Le changement climatique dérègle les écosystèmes. Il en résulte une métamorphose des habitats naturels. Par exemple, les océans connaissent une mutation profonde comme il n’en est jamais advenu depuis 10 000 ans. Cette perturbation des habitats met en danger de nombreuses espèces. Il en résulte les débuts d’une sixième extinction de masse. Autre conséquence, tout aussi importante : de grands déplacements dans les populations animales, qui changent tout bonnement d’habitats sur la planète.
Dans un travail analytique publié fin mai 2020 dans Nature, les chercheurs ont produit une vaste base de données intitulée BioShifts. Il s’agit d’une compilation de plus de 250 études dédiées aux changements ayant lieu dans 30 000 habitats, ce qui correspond à 12 000 espèces de plantes et d’animaux. Les résultats confirment que les espèces marines migrent vers les pôles… mais de façon bien plus massive et rapide que les espèces terrestres.
Que les populations d’espèces marines se déplacent vers les pôles Nord et Sud n’est pas une surprise, comme le relatait déjà un travail de recherche publié dans Current Biology en mars 2020. L’explication est simple : elles « fuient » le réchauffement planétaire, en se déplaçant vers des habitats moins chauds. Comme le montrent les auteurs de cette étude, l’abondance de la plupart des espèces marines tend à diminuer au niveau de l’équateur, où « les températures deviennent trop chaudes pour survivre », pour augmenter au niveau des pôles.
« C’est inquiétant, car l’augmentation et la diminution de l’abondance peuvent avoir des répercussions néfastes sur l’écosystème au sens large », écrivaient les auteurs, dans Current Biology. L’ère de l’Anthropocène — où l’humanité a un impact significatif sur l’évolution de la Terre — produit effectivement une mutation de fond dans les écosystèmes. La nouvelle étude parue dans Nature offre justement une vision plus précise de cette mutation.
Les amphibiens migrent de 12 mètres par an
La base de données BioShifts montre que les espèces marines « se déplacent vers les pôles six fois plus vite que les espèces terrestres », en moyenne. Les amphibiens migrent de 12 mètres par an, tandis que les reptiles migrent quant à eux de 6,5 mètres par an.

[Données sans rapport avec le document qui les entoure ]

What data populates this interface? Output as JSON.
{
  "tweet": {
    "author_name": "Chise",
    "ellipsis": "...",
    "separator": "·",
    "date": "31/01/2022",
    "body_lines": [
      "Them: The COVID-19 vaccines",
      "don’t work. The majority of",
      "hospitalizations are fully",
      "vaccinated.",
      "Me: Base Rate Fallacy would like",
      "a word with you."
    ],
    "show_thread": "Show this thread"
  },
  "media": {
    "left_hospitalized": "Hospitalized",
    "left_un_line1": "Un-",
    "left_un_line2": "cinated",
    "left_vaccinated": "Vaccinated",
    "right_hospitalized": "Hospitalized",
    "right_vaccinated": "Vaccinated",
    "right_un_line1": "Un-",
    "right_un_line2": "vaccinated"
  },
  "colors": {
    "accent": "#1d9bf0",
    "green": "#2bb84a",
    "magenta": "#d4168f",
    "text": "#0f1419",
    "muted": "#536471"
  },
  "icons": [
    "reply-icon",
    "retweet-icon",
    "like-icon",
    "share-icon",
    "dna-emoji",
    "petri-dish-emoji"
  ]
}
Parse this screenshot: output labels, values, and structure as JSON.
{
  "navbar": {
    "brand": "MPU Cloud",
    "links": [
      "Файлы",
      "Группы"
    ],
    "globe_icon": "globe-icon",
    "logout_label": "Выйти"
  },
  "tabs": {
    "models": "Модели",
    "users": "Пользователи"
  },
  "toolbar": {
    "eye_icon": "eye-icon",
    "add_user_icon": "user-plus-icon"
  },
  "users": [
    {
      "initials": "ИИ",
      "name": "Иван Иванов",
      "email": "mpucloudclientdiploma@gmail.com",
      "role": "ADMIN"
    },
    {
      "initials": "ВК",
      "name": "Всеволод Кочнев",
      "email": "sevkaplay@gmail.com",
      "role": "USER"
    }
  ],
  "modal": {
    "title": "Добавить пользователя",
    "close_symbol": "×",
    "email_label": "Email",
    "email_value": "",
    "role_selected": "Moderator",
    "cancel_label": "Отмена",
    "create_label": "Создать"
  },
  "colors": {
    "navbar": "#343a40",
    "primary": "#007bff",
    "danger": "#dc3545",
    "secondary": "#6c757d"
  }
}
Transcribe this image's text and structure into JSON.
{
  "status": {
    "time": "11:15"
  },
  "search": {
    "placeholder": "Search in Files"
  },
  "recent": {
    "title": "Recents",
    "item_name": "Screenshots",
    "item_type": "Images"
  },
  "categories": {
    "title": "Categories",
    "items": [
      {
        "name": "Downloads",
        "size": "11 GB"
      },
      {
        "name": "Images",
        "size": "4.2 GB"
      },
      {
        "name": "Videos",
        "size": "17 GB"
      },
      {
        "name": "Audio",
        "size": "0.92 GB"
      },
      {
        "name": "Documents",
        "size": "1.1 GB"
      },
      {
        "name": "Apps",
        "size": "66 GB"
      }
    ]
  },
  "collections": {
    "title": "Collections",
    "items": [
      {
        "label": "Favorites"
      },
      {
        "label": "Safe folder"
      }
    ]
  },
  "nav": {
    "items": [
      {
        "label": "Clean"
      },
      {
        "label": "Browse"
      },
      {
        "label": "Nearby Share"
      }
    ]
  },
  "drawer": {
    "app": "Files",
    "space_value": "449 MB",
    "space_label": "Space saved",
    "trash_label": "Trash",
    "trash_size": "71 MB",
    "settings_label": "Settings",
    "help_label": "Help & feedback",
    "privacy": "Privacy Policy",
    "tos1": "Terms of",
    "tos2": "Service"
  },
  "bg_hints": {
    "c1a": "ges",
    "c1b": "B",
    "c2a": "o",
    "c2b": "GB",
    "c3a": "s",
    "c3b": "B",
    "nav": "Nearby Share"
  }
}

Les auteurs de l’étude invoquent les activités humaines (densité de population, routes, agriculture, pollution, commerce, acidification des océans), à la fois comme cause de la migration, mais aussi pour expliquer ce différentiel entre espèces marines et espèces terrestres. « La pêche commerciale pourrait accélérer le déplacement des espèces marines par l’épuisement des ressources et l’effondrement de la population », écrivent les chercheurs. En revanche, sur la terre ferme, « la perte des habitats et la fragmentation dues aux utilisations du sol entravent la capacité des espèces terrestres à suivre les changements d’isothermes [lignes de température] en latitude, certaines espèces se déplaçant dans la direction opposée à ces isothermes ».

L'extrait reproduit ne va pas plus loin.